Bunny yang pertama tidak terima dan menghardik kelakuan Jamie, yang dia anggap keterlaluan. Jack dalam kondisi kebingungan mencoba membela Jamie tapi kemudian rasa kesal karena Jamie menghantam sosok pasir emas dirinya membuat dia berbalik menyerang Jamie dengan kata-kata yang keras.
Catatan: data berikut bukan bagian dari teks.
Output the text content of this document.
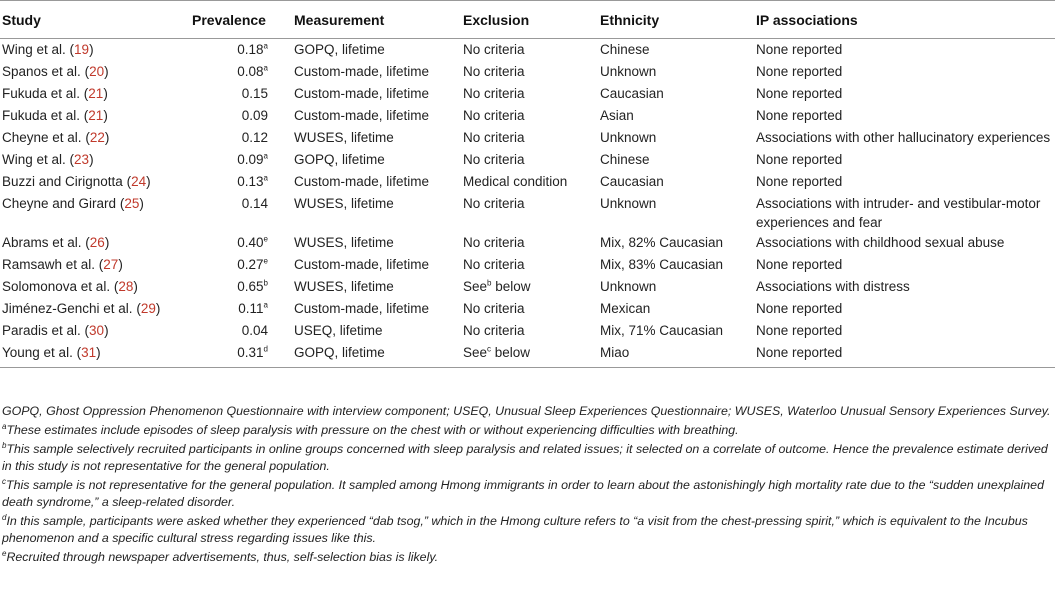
Study	Prevalence	Measurement	Exclusion	Ethnicity	IP associations
Wing et al. (19)	0.18$^a$	GOPQ, lifetime	No criteria	Chinese	None reported
Spanos et al. (20)	0.08$^a$	Custom-made, lifetime	No criteria	Unknown	None reported
Fukuda et al. (21)	0.15	Custom-made, lifetime	No criteria	Caucasian	None reported
Fukuda et al. (21)	0.09	Custom-made, lifetime	No criteria	Asian	None reported
Cheyne et al. (22)	0.12	WUSES, lifetime	No criteria	Unknown	Associations with other hallucinatory experiences
Wing et al. (23)	0.09$^a$	GOPQ, lifetime	No criteria	Chinese	None reported
Buzzi and Cirignotta (24)	0.13$^a$	Custom-made, lifetime	Medical condition	Caucasian	None reported
Cheyne and Girard (25)	0.14	WUSES, lifetime	No criteria	Unknown	Associations with intruder- and vestibular-motor experiences and fear
Abrams et al. (26)	0.40e	WUSES, lifetime	No criteria	Mix, 82% Caucasian	Associations with childhood sexual abuse
Ramsawh et al. (27)	0.27e	Custom-made, lifetime	No criteria	Mix, 83% Caucasian	None reported
Solomonova et al. (28)	0.65$^b$	WUSES, lifetime	See$^b$ below	Unknown	Associations with distress
Jiménez-Genchi et al. (29)	0.11$^a$	Custom-made, lifetime	No criteria	Mexican	None reported
Paradis et al. (30)	0.04	USEQ, lifetime	No criteria	Mix, 71% Caucasian	None reported
Young et al. (31)	0.31$^d$	GOPQ, lifetime	See$^c$ below	Miao	None reported

GOPQ, Ghost Oppression Phenomenon Questionnaire with interview component; USEQ, Unusual Sleep Experiences Questionnaire; WUSES, Waterloo Unusual Sensory Experiences Survey.

$^a$These estimates include episodes of sleep paralysis with pressure on the chest with or without experiencing difficulties with breathing.

$^b$This sample selectively recruited participants in online groups concerned with sleep paralysis and related issues; it selected on a correlate of outcome. Hence the prevalence estimate derived in this study is not representative for the general population.

$^c$This sample is not representative for the general population. It sampled among Hmong immigrants in order to learn about the astonishingly high mortality rate due to the “sudden unexplained death syndrome,” a sleep-related disorder.

$^d$In this sample, participants were asked whether they experienced “dab tsog,” which in the Hmong culture refers to “a visit from the chest-pressing spirit,” which is equivalent to the Incubus phenomenon and a specific cultural stress regarding issues like this.

$^e$Recruited through newspaper advertisements, thus, self-selection bias is likely.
Adu mulut antara pemuda itu dengan Jamie pun tidak terhindarkan.
Jack berteriak dan memaki lebih keras daripada yang pernah dia lakukan pada Jamie. Tetapi sebetulnya dia sedang bertarung dengan rasa takutnya sendiri yang tumbuh dan berkembang makin pesat seiring dengan rentetan kata-kata balasan dari Jamie. Berbeda dengan argumen asal-bunyi yang pemuda itu teriakkan, kalimat tenang dan mantap dari seorang Jamie Benneth jelas lebih tepat sasaran. Dan itu makin membuat Jack panik. Pemuda itu tidak mau Jamie menjadi lebih dewasa dari ini lagi.
"Wah, ya... maaf, kalau aku sudah dewasa!" Kalimat balasan yang dikatakan Jamie dengan ekspresi pahit membuat Jack tersentak. Kemudian daun jendela ditutup dengan kasar, meninggalkan Jack termanggu di luar sendirian. North dan yang lain sudah pergi lebih dulu.
Ekspresi Jamie ketika menutup daun jendela kamar apartemannya terngiang-ngiang dalam benaknya membuat Jack merasa bodoh. Selama ini dia hanya memikirkan kegelisahannya sendiri, tanpa menyadari bahwa Jamie juga memendam kekhawatiran yang serupa.